Positive covariance between SibSp and Parch suggests that these variables tend to increase together, while the covariance between Age and the remaining variables is relatively small, reflecting weak relationships.
eigen_cov <- eigen(covariance_matrix)
eigen_cov$values
## [1] 2802.5636587 209.0385659 0.9438783 0.4787214
Eigen values explain the amount of variance explained by each component respectfully. The component associated with the largest eigen value explains the greatest proportion of the total variability in the data. In this analysis, the first component is primarily influenced by the Fare variable.

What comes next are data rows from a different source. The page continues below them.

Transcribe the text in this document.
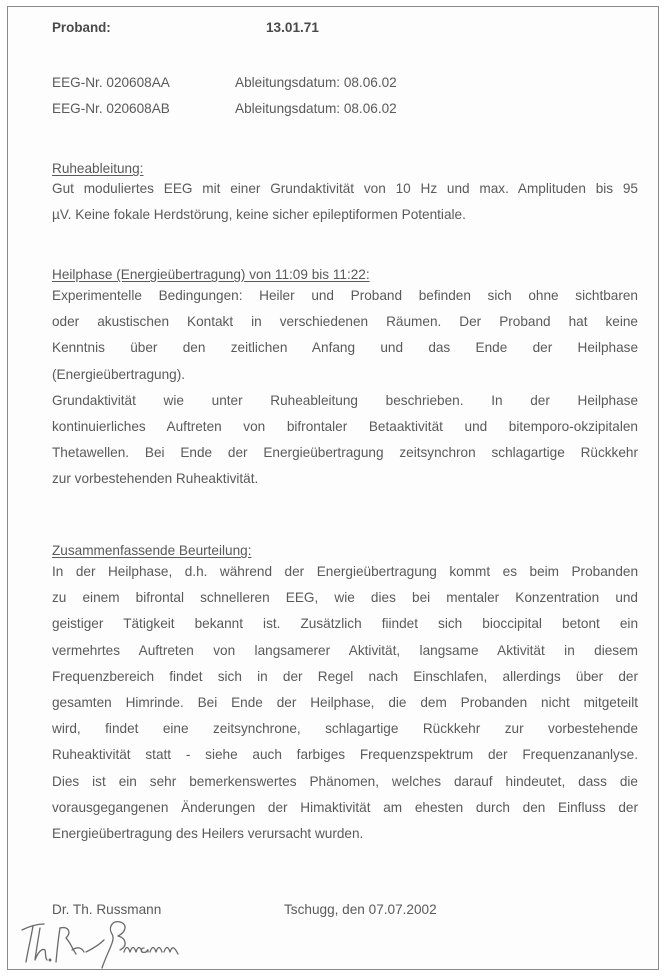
Proband:	13.01.71
EEG-Nr. 020608AA	Ableitungsdatum: 08.06.02
EEG-Nr. 020608AB	Ableitungsdatum: 08.06.02
Ruheableitung:
Gut moduliertes EEG mit einer Grundaktivität von 10 Hz und max. Amplituden bis 95
µV. Keine fokale Herdstörung, keine sicher epileptiformen Potentiale.
Heilphase (Energieübertragung) von 11:09 bis 11:22:
Experimentelle Bedingungen: Heiler und Proband befinden sich ohne sichtbaren
oder akustischen Kontakt in verschiedenen Räumen. Der Proband hat keine
Kenntnis über den zeitlichen Anfang und das Ende der Heilphase
(Energieübertragung).
Grundaktivität wie unter Ruheableitung beschrieben. In der Heilphase
kontinuierliches Auftreten von bifrontaler Betaaktivität und bitemporo-okzipitalen
Thetawellen. Bei Ende der Energieübertragung zeitsynchron schlagartige Rückkehr
zur vorbestehenden Ruheaktivität.
Zusammenfassende Beurteilung:
In der Heilphase, d.h. während der Energieübertragung kommt es beim Probanden
zu einem bifrontal schnelleren EEG, wie dies bei mentaler Konzentration und
geistiger Tätigkeit bekannt ist. Zusätzlich fiindet sich bioccipital betont ein
vermehrtes Auftreten von langsamerer Aktivität, langsame Aktivität in diesem
Frequenzbereich findet sich in der Regel nach Einschlafen, allerdings über der
gesamten Himrinde. Bei Ende der Heilphase, die dem Probanden nicht mitgeteilt
wird, findet eine zeitsynchrone, schlagartige Rückkehr zur vorbestehende
Ruheaktivität statt - siehe auch farbiges Frequenzspektrum der Frequenzananlyse.
Dies ist ein sehr bemerkenswertes Phänomen, welches darauf hindeutet, dass die
vorausgegangenen Änderungen der Himaktivität am ehesten durch den Einfluss der
Energieübertragung des Heilers verursacht wurden.
Dr. Th. Russmann	Tschugg, den 07.07.2002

Subsequent components explain smaller proportions of variance and are generally associated with combinations of SibSp and Parch.
eigen_cov$vectors
## [,1] [,2] [,3] [,4]
## [1,] 0.028477552 0.99929943 -0.024018111 0.0035788596
## [2,] 0.002386349 -0.02093144 -0.773693322 0.6332099362
## [3,] 0.003280818 -0.01253786 -0.633088089 -0.7739712590
## [4,] 0.999586200 -0.02837826 0.004609234 0.0009266652
eigen_cov$values / sum(eigen_cov$values)
## [1] 0.930149541 0.069378309 0.000313266 0.000158884
Eigen vectors indicate the direction and contribution of each variable to the principal components. Variables with larger absolute values in an eigen vector have a stronger influence on the corresponding component.